Exercise with BabyShannon McKelden
Getting back into shape is usually high on a new mom’s to-do list. But alone time is often difficult to come by. So how can you drop those pregnancy pounds while bonding with Baby at the same time? Exercise with Baby!
Benefits of Postpartum Exercise
Most of us know the physical benefits of exercise—increased metabolism, weight loss, muscle toning. But there’s also a mental benefit specific to new mothers. “[Exercise] will also cause improved mental health states, reducing the chance of postpartum depression,” says Reed Maltbie, co-founder and director of Gainesville Athletic Academy in Florida. “Exercise also lowers stress levels and we all know how stressful a newborn baby can be when we are low on sleep! Speaking of sleep, exercise actually helps Mom sleep better!”
Baby benefits from exercise time, too. “Imagine the bond Baby is developing with Mom through interaction,” Maltbie says. “You are building confidence, self-awareness, human connection, love. Babies need these intimate interactions to adjust, to develop and grow. Also, the activities are exercise for Baby too, so he/she is developing cognitive and physical abilities.”
Ways to Workout with Baby
From walking to jogging, yoga, to resistance exercises, there’s something for everyone. “Baby carrying, especially in the first six months, is a great way to burn more calories throughout the day as well as helping baby to establish a secure attachment to Mom,” says Helene Byrne, founder of BeFit-Mom. “When babies are little, moms can use a sling or front pack; as Baby gets bigger, a framed backpack is best.”
7 Exercises to Try
Stefan Aschan, a personal trainer in New York City, recommends the following exercises, which can be done at home with Baby:
- Baby Bench Press: Lie on your back and hold your baby securely above your chest with arms straight. Lower elbows, keeping arms close to your sides, and then extend arms straight up. Repeat while smiling and make funny faces with your child, keeping arm muscles engaged.
- Cooing Crunch: Lie on your back and hold your baby with arms extended in front of you. Sit halfway up, keeping abs engaged, and come down. Repeat.

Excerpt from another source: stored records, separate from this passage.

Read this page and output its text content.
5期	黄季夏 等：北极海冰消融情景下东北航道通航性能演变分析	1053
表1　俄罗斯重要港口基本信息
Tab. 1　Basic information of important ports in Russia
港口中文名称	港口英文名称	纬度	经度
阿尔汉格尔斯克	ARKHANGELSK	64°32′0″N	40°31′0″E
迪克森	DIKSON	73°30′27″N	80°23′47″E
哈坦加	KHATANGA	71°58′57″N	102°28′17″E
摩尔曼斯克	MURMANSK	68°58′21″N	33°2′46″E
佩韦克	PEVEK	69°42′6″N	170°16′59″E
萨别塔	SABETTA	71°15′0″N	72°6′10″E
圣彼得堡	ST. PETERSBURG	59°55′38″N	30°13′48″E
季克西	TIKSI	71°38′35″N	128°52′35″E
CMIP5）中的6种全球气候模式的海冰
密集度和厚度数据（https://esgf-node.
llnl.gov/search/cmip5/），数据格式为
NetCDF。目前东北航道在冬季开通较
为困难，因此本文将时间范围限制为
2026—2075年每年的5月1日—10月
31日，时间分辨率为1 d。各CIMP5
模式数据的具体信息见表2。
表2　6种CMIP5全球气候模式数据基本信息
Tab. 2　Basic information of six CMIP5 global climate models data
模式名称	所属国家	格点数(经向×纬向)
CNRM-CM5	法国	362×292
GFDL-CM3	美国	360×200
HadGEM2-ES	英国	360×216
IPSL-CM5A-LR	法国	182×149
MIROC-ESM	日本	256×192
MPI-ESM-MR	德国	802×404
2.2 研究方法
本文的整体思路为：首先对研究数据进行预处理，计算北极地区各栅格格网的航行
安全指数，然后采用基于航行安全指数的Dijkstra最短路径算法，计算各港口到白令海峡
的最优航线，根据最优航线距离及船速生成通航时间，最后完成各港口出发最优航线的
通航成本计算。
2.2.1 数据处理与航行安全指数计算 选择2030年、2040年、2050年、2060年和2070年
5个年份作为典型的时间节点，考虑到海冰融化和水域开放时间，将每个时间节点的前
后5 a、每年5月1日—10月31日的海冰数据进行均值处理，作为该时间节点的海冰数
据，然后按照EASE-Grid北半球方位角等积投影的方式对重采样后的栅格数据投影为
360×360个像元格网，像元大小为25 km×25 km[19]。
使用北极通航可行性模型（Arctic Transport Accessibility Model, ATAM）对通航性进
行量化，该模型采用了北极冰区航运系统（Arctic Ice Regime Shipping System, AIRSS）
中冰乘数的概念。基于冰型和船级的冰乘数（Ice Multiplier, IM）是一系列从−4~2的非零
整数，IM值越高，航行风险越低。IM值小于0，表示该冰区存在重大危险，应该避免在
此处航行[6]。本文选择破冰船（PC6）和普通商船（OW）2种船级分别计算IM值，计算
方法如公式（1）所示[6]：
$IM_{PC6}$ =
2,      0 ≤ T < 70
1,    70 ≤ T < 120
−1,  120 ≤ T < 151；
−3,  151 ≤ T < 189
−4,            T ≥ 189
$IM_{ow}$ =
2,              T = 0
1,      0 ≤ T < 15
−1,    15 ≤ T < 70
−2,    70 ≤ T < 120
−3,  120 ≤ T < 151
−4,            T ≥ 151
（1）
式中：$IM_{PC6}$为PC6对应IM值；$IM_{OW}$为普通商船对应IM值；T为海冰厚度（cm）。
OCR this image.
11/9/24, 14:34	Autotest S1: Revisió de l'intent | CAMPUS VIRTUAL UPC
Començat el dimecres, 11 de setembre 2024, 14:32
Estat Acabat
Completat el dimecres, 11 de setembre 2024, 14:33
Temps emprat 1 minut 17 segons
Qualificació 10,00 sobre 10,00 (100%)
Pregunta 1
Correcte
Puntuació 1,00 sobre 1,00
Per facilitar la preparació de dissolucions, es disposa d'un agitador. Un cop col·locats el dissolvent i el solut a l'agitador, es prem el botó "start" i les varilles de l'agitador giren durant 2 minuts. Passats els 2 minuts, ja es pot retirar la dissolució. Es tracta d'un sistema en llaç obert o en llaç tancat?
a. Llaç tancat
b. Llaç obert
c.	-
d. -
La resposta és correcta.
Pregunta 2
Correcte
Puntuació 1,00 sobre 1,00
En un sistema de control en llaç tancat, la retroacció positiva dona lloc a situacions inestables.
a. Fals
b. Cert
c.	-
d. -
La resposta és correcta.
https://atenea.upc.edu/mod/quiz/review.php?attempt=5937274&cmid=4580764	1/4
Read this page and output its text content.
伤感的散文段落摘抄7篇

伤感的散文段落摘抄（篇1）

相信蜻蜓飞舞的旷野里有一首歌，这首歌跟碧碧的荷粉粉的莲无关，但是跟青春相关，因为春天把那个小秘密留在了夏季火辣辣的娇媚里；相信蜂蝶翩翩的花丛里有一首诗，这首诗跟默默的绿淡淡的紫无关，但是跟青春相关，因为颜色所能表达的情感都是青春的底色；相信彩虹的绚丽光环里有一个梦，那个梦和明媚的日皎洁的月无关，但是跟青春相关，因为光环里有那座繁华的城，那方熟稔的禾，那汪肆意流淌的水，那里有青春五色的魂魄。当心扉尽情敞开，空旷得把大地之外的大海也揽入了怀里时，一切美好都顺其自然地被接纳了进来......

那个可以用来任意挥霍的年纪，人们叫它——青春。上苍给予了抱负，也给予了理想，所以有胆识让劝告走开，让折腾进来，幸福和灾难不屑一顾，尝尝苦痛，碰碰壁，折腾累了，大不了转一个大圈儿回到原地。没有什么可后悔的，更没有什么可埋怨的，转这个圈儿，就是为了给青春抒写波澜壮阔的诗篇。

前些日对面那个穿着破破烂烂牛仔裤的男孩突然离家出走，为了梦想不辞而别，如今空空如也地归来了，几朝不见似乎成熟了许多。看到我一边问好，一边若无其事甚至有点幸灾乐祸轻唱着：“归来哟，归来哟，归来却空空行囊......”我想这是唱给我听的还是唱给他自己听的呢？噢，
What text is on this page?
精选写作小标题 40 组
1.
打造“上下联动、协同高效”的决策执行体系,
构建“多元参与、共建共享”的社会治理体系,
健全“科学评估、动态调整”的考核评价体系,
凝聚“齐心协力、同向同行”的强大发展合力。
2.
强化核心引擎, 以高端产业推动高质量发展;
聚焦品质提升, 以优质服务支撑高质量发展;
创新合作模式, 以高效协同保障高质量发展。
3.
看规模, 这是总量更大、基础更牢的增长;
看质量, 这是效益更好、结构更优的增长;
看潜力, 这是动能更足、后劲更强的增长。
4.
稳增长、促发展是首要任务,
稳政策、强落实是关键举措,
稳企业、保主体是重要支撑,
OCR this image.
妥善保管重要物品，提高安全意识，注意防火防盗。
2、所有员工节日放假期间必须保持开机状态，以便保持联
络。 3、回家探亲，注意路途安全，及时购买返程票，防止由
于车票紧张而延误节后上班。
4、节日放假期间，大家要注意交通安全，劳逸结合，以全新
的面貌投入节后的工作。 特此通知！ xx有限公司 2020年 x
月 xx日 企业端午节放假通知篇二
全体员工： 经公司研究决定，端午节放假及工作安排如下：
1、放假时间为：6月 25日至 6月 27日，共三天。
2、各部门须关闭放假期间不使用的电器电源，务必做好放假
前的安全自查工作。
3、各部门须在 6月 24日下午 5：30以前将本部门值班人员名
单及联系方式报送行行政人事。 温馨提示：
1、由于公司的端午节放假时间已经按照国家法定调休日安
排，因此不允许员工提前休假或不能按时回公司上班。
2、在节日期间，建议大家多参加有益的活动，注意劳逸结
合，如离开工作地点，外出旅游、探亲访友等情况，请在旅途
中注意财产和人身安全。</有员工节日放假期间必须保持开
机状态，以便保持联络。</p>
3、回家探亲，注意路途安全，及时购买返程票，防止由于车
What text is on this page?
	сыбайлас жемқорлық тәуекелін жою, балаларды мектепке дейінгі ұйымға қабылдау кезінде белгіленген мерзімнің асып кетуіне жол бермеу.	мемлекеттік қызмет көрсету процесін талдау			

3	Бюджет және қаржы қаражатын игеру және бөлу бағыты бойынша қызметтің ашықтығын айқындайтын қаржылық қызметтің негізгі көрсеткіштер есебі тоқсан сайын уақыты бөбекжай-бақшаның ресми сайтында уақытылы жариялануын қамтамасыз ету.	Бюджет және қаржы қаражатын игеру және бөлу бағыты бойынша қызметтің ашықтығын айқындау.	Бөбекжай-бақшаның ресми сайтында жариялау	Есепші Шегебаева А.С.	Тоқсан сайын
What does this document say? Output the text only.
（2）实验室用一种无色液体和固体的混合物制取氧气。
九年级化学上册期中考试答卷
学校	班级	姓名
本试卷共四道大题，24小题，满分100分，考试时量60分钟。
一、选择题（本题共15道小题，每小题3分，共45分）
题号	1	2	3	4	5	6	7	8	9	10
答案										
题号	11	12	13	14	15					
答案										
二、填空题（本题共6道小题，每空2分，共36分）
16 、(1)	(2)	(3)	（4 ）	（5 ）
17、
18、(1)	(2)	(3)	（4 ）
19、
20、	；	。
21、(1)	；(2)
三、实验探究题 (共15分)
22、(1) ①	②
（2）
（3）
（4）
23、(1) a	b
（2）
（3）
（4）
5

- Baby Bend: Hold the baby in front of you and sit all the way down, bringing your butt to your heels while keeping arms straight. Stand up again and repeat.
- Stroller Stroll: Push the stroller in front of you. Speed up for 30 seconds and slow down. Do the same thing uphill for added resistance.
- Baby Ballet (Plié) Squats: Hold the stroller in front of you (in locked position) and stand with feet wide apart. Bend from your knees till your hips are knee level, making sure to keep your entire body engaged.
- Kiss Push Up: Arrange yourself in the push up position with your baby flat on his back near your head. Raise and lower your body doing traditional push ups, and be sure to smooch your baby on the way down.
- Use an Exercise/Swiss Ball: Use an exercise or Swiss ball (those giant beach balls that you see in the gym). Sit on the ball while holding your baby in your lap. Bounce up and down, keeping your abs engaged. Your baby will love the vertical movement and will enjoy being held close, and you’ll love the tighter tummy. You can also do this more gently to help put your baby to sleep. Talk about multitasking!
When to Start and Safety Issues
The most important safety tip to remember regarding exercising with your baby is to clear it with your physician, as well as your pediatrician. “After an uncomplicated vaginal delivery, women can start pelvic floor exercises, special postnatal abdominal isolations, gentle stretching, and fitness walking with the baby in either a front pack or stroller as soon as she feels ready,” Byrne says.
After a C-section, a longer recovery period will be needed before beginning to exercise. Byrne also stresses that all postnatal women should start exercising at a beginner level, beginning with exercises that develop core strength and functional stability to prevent injury and speed recovery.
It’s equally important to get your baby cleared before performing certain exercises. “A certain amount of experience and maturation of the baby is required in order stabilize their head,” Aschan says. “Most doctors and midwives suggest waiting until your six-week postnatal check before beginning to exercise, so best to consult them before doing any activities.”